Zing Forum

Reading

micro-kiki: Innovative Practice of 35 Domain Expert LoRAs and Cognitive Layer Architecture

A multi-domain expert system built on Qwen3.6-35B-A3B, which achieves precise reasoning and continuous learning in professional fields through 35 LoRA adapters and a three-layer cognitive architecture consisting of Aeon Memory, CAMP Negotiation, and KnowBias Anti-bias.

LoRAMoEQwen领域专家MLX多模态路由认知架构灾难性遗忘量化推理开源模型
Published 2026-04-21 00:44Recent activity 2026-04-21 00:51Estimated read 6 min
micro-kiki: Innovative Practice of 35 Domain Expert LoRAs and Cognitive Layer Architecture
1

Section 01

micro-kiki: Innovative Practice of 35 Domain Expert LoRAs and Cognitive Layer Architecture

micro-kiki is a multi-domain expert system built on Qwen3.6-35B-A3B, which achieves precise reasoning and continuous learning in professional fields through 35 LoRA adapters and a three-layer cognitive architecture (Aeon Memory, CAMP Negotiation, KnowBias Anti-bias).

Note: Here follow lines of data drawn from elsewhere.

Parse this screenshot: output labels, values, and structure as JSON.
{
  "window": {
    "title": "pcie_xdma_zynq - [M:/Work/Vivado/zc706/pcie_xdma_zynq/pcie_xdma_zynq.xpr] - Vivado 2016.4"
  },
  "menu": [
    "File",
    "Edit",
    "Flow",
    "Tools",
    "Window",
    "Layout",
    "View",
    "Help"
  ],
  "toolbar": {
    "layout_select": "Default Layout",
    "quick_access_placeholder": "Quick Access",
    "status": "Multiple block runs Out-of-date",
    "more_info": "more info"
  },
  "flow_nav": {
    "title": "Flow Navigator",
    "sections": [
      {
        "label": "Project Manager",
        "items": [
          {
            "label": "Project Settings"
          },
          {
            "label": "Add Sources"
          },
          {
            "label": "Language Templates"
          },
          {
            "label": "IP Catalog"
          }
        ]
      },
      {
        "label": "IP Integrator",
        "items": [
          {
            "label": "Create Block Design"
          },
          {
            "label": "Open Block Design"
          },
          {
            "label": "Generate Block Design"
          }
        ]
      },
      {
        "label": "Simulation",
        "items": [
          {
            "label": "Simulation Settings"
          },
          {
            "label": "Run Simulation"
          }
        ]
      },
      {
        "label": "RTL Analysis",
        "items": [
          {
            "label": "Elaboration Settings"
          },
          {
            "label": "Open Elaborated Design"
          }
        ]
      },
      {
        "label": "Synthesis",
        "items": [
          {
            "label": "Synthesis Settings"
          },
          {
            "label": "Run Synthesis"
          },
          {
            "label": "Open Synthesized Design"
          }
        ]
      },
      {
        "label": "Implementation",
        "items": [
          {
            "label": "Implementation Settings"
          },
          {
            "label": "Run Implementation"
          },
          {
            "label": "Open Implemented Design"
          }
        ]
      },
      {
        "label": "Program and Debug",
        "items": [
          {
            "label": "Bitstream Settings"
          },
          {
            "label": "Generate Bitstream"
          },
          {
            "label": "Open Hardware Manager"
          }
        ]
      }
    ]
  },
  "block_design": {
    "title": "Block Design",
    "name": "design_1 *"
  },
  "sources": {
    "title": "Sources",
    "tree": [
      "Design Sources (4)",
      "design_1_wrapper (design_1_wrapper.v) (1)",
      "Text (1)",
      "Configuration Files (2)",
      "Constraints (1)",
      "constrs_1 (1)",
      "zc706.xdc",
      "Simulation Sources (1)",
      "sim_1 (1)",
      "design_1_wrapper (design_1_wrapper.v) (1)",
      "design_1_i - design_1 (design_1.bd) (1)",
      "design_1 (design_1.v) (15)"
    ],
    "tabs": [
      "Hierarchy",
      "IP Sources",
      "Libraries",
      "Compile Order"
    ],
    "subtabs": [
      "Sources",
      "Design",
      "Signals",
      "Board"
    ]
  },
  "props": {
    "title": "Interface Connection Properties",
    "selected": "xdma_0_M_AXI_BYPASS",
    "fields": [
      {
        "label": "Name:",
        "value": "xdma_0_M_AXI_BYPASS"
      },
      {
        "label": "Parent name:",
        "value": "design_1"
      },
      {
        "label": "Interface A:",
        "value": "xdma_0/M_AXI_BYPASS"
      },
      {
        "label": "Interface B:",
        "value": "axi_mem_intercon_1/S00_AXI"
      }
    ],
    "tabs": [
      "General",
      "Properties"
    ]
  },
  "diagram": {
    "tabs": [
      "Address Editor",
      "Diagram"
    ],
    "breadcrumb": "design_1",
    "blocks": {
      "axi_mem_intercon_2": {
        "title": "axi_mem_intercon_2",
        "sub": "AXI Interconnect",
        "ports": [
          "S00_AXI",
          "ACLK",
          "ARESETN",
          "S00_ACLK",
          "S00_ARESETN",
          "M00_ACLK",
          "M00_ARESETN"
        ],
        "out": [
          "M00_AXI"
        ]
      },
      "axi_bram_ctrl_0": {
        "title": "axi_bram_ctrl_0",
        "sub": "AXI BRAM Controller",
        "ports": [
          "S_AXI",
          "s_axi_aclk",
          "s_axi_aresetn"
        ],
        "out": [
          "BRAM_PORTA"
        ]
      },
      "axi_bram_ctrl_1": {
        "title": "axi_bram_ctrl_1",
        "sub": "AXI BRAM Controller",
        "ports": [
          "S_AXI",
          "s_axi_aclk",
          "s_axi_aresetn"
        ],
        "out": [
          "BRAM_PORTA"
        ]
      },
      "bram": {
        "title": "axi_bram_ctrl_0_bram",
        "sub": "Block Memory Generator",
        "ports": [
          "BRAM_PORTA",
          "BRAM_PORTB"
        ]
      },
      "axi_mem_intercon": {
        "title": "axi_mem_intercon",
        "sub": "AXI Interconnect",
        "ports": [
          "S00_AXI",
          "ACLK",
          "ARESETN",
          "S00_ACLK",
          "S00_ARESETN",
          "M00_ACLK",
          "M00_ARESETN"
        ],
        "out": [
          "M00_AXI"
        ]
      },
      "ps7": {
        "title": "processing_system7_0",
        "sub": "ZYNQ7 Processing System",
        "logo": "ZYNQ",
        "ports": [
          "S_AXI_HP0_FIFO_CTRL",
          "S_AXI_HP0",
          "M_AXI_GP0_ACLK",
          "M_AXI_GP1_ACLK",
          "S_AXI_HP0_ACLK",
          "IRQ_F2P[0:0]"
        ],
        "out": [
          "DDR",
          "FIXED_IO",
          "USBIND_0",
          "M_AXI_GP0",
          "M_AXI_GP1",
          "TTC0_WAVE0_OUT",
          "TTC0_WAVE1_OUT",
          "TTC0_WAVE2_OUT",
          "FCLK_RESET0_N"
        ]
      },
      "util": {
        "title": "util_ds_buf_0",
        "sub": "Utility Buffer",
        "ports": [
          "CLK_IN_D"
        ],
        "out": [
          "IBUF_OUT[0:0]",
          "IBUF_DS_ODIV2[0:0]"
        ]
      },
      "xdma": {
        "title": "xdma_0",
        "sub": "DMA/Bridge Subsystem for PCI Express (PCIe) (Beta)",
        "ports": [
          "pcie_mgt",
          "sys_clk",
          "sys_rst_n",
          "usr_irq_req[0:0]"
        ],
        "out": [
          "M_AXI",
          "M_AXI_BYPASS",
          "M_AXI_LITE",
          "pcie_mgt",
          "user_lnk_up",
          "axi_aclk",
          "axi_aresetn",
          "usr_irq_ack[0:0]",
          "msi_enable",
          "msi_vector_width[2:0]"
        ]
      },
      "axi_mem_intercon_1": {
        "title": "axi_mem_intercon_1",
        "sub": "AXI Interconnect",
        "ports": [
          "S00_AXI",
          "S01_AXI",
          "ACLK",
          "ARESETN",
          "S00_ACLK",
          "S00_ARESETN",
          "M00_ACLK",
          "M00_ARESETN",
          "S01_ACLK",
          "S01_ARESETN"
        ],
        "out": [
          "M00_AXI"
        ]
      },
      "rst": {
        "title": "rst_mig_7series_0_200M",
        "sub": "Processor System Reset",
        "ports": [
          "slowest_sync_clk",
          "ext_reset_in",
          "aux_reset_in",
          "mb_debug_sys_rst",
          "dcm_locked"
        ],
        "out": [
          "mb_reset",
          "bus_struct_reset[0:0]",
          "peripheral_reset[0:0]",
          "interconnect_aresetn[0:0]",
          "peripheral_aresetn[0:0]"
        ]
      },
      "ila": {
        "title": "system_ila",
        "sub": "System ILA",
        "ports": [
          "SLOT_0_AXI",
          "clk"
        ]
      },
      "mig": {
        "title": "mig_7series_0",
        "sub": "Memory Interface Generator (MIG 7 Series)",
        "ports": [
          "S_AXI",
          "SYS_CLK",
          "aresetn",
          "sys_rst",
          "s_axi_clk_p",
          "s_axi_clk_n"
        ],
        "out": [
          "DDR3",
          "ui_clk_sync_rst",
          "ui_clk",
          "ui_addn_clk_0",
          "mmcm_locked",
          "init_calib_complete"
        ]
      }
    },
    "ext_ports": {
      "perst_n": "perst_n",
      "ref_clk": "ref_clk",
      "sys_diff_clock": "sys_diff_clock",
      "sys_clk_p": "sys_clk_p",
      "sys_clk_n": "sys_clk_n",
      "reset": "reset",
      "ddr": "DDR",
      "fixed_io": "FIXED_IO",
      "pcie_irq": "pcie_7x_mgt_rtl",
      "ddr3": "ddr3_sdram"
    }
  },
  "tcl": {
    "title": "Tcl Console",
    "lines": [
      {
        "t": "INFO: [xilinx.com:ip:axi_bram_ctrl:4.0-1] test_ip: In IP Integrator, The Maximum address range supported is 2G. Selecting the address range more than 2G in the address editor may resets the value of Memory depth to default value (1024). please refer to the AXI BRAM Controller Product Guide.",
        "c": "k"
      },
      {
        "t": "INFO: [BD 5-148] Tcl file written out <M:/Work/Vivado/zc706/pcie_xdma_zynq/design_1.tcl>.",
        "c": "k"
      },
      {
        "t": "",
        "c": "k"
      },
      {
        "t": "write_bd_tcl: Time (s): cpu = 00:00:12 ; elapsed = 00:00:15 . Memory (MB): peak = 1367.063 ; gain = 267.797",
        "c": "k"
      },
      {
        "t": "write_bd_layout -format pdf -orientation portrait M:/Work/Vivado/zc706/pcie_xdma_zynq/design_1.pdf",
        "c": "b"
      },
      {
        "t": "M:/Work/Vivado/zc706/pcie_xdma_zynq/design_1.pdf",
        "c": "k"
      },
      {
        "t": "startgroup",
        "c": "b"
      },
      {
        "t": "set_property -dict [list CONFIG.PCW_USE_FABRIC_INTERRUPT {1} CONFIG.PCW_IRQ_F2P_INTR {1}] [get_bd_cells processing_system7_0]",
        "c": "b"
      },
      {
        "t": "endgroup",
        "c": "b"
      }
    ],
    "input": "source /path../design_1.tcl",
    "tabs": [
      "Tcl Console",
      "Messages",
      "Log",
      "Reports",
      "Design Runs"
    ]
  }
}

This article will introduce it from aspects such as background, architecture, training, and deployment.

2

Section 02

Project Background and Core Positioning

micro-kiki is the deployment result of the dreamOfkiki research project under Hypneum Lab, led by Clément Saillant. Its core goal is to build an AI system capable of handling 35 professional domains. The base model selected is Qwen3.6-35B-A3B, whose MoE architecture (256 experts with only 3 billion parameters activated) balances efficiency and capacity, supporting an ultra-long context of 262,000 tokens.

3

Section 03

Innovation of Three-Layer Cognitive Architecture

micro-kiki introduces a three-layer cognitive architecture:

  1. MetaRouter: The Sigmoid classifier supports multi-domain activation (up to 4 adapters), routes based on semantic features, and handles cross-domain problems;
  2. Aeon Memory System: A dual-storage architecture (Atlas semantic memory, Trace graph-structured memory) that maintains context coherence in multi-turn dialogues, with an average recall of over 36 times in 14 rounds of dialogue in actual tests;
  3. CAMP Negotiation and KnowBias Filtering: Coordinates multi-expert opinions to prevent groupthink, and ensures neutral and professional output through bias detection and framework deconstruction.
4

Section 04

Technical Details of LoRA Adapter Training

Optimal LoRA training configuration: 32 layers (out of 40 total), rank=16/alpha=16, learning rate 1e-5, 100-1000 iterations. Hardware requires Mac Studio M3 Ultra 512GB (BF16 training peak memory 107GB). Forgetting gate mechanism: Trigger rollback when the cosine similarity between the new adapter and existing adapters is <30 degrees and the win rate drops by more than 3% to prevent catastrophic forgetting.

5

Section 05

Verified Domain Coverage

Currently, 10 SFT domain adapters have been trained, with partial domain data as follows:

Domain Number of Training Samples Final Loss Typical Scenario
kicad-dsl 694 0.42 PCB design
spice-sim 368 0.38 Circuit simulation
stm32 711 0.44 Firmware development
electronics 1900 0.43 General electronic engineering
Among them, the four domains of SPICE, STM32, electronics, and DSP have passed the forgetting gate test, with good cross-domain compatibility.
6

Section 06

Deployment and Inference Solutions

Two deployment solutions are provided:

  • Mac Studio: MLX framework, Q4_K_M quantization, set memory/cache limits to avoid GPU suspension;
  • RTX4090: vLLM's AWQ quantization, 24GB memory can load the base model + 2-4 adapters, inference speed 30-50 tokens/second. Consumer-grade graphics cards are not recommended for training (requires over 100GB memory).
7

Section 07

Open Source Ecosystem and Related Projects

micro-kiki belongs to the Hypneum Lab ecosystem:

  • KIKI-Mac_tunner: Training execution and MLX pipeline;
  • nerve-wml: Neural protocol advisor bridging;
  • dream-of-kiki: Sister project for dream-like knowledge integration. The dataset (489K samples), lightweight version (4B), and full version (35B including adapters) models have been released on Hugging Face.
8

Section 08

Project Summary and Value

micro-kiki proves that through LoRA combination, intelligent routing, and cognitive architecture, deep coverage of multiple domains can be achieved on consumer-grade hardware. Its forgetting gate and bias filtering mechanisms provide methodologies for domain expert model development, which are of reference value to engineers and researchers in AI deployment in technical fields and are worth paying attention to and participating in.